Namun strategi yang dipilih pun bisa jadi lebih kompleks dibandingkan pihak swasta, karena usaha milik negara memiliki tujuan lain selain dari segi profitabilitas, yaitu untuk memenuhi kebutuhan masyarakat kecil. Hal ini lah yang tambah membuat saya bingung dari kebijakan Telkom yang saya dengar dari para tetangga saya tersebut. Bukannya pro kepada rakyat kecil, ini namanya pemerasan. Bayangkan saja, dulunya abodemen langganan berkisar antara 35-40rb, dan sekarang min charge yang dikenakan sekitar 75-80rb.
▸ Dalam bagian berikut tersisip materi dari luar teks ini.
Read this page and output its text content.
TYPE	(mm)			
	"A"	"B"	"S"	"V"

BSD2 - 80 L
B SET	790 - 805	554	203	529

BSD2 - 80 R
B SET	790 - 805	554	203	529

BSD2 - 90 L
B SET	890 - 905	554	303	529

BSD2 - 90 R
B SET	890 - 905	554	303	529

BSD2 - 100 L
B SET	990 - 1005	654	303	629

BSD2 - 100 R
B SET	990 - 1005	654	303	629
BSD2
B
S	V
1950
Jadi apabila rumah tersebut hanya memakai telepon sekali-sekali saja, dia setiap bulannya harus membayar 75-80rb. Terbayang betapa memberatkannya bagi rakyat kecil?
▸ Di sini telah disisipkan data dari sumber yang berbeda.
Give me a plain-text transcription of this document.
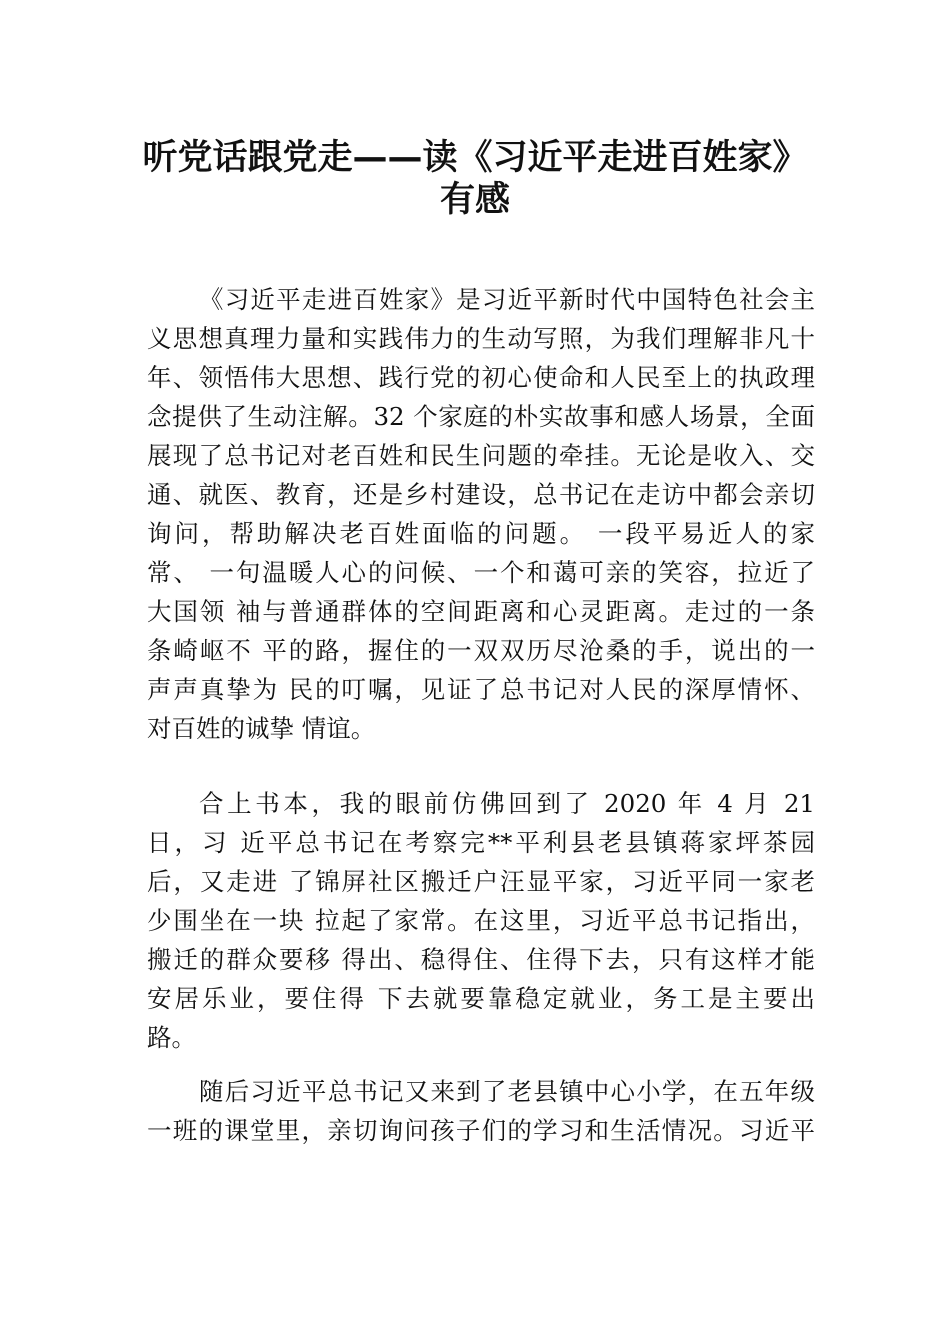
听党话跟党走——读《习近平走进百姓家》
有感
《习近平走进百姓家》是习近平新时代中国特色社会主
义思想真理力量和实践伟力的生动写照，为我们理解非凡十
年、领悟伟大思想、践行党的初心使命和人民至上的执政理
念提供了生动注解。32 个家庭的朴实故事和感人场景，全面
展现了总书记对老百姓和民生问题的牵挂。无论是收入、交
通、就医、教育，还是乡村建设，总书记在走访中都会亲切
询问，帮助解决老百姓面临的问题。 一段平易近人的家
常、 一句温暖人心的问候、一个和蔼可亲的笑容，拉近了
大国领 袖与普通群体的空间距离和心灵距离。走过的一条
条崎岖不 平的路，握住的一双双历尽沧桑的手，说出的一
声声真挚为 民的叮嘱，见证了总书记对人民的深厚情怀、
对百姓的诚挚 情谊。
合上书本，我的眼前仿佛回到了 2020 年 4 月 21
日，习 近平总书记在考察完**平利县老县镇蒋家坪茶园
后，又走进 了锦屏社区搬迁户汪显平家，习近平同一家老
少围坐在一块 拉起了家常。在这里，习近平总书记指出，
搬迁的群众要移 得出、稳得住、住得下去，只有这样才能
安居乐业，要住得 下去就要靠稳定就业，务工是主要出
路。
随后习近平总书记又来到了老县镇中心小学，在五年级
一班的课堂里，亲切询问孩子们的学习和生活情况。习近平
Strategi yang mereka jalankan bisa jadi punya beberapa latar belakang, bisa jadi ini adalah pintu jalan keluar yang bisa menyelamatkan income perusahaan, di mana semakin tinggi biaya yang mereka tarik maka pendapatan mereka semakin besar. Atau mungkinkah mereka sedang melakukan segmentasi ulang dari konsumen mereka? Bahwa yang tidak mampu membayar di atas 80rb bukan segmentasi konsumen Telkom? Sehingga mereka bisa lebih fokus dalam penggarapan dan mendapatkan income yang lebih stabil, namun apabila ini dibalik strategi mereka, wah bukan lagi badan usaha milik negara yang menyajikan layanan bagi seluruh masyarakat donk jadinya! Atau kemungkinan lainnya bisa jadi mereka ingin menerapkan strategi ini untuk mempengaruhi psikologi para konsumen, di mana daripada mereka harus membayar 80rb tanpa dipakai, maka mereka akan semakin sering menggunakan telepon. Wah.. mungkin ga ya mereka benar berpikir seperti itu?
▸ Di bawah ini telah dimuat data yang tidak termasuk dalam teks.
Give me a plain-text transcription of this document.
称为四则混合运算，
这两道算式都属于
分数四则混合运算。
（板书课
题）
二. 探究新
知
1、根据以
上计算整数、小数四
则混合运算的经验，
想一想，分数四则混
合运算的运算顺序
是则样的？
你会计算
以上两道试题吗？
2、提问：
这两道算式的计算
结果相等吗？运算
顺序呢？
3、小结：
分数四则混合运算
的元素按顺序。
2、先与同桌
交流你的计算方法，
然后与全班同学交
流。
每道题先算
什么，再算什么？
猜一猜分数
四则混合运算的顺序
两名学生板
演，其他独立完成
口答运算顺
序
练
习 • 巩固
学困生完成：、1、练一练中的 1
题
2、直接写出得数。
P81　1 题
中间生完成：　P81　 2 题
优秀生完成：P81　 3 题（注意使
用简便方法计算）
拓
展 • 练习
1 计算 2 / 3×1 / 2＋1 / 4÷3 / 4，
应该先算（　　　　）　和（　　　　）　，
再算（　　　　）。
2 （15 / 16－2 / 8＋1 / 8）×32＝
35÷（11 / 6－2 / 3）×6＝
Yang jelas, tidak seperti itu yang saya dengar dari para tetangga. Yang ada segera setelah kebijakan tersebut diterapkan, mereka akan meminta Telkom untuk memutuskan layanan atau menjual nomor mereka ke orang lain. Yang ada Telkom akan mengalami kekurangan jumlah pelanggan nih...benar tidaknya kebijakan ini, mari kita lihat sepak terjang Telkom selanjutnya dalam upaya mereka menyelamatkan bisnsi dan mempertahankan para konsumennya lari ke layanan swasta lainnya.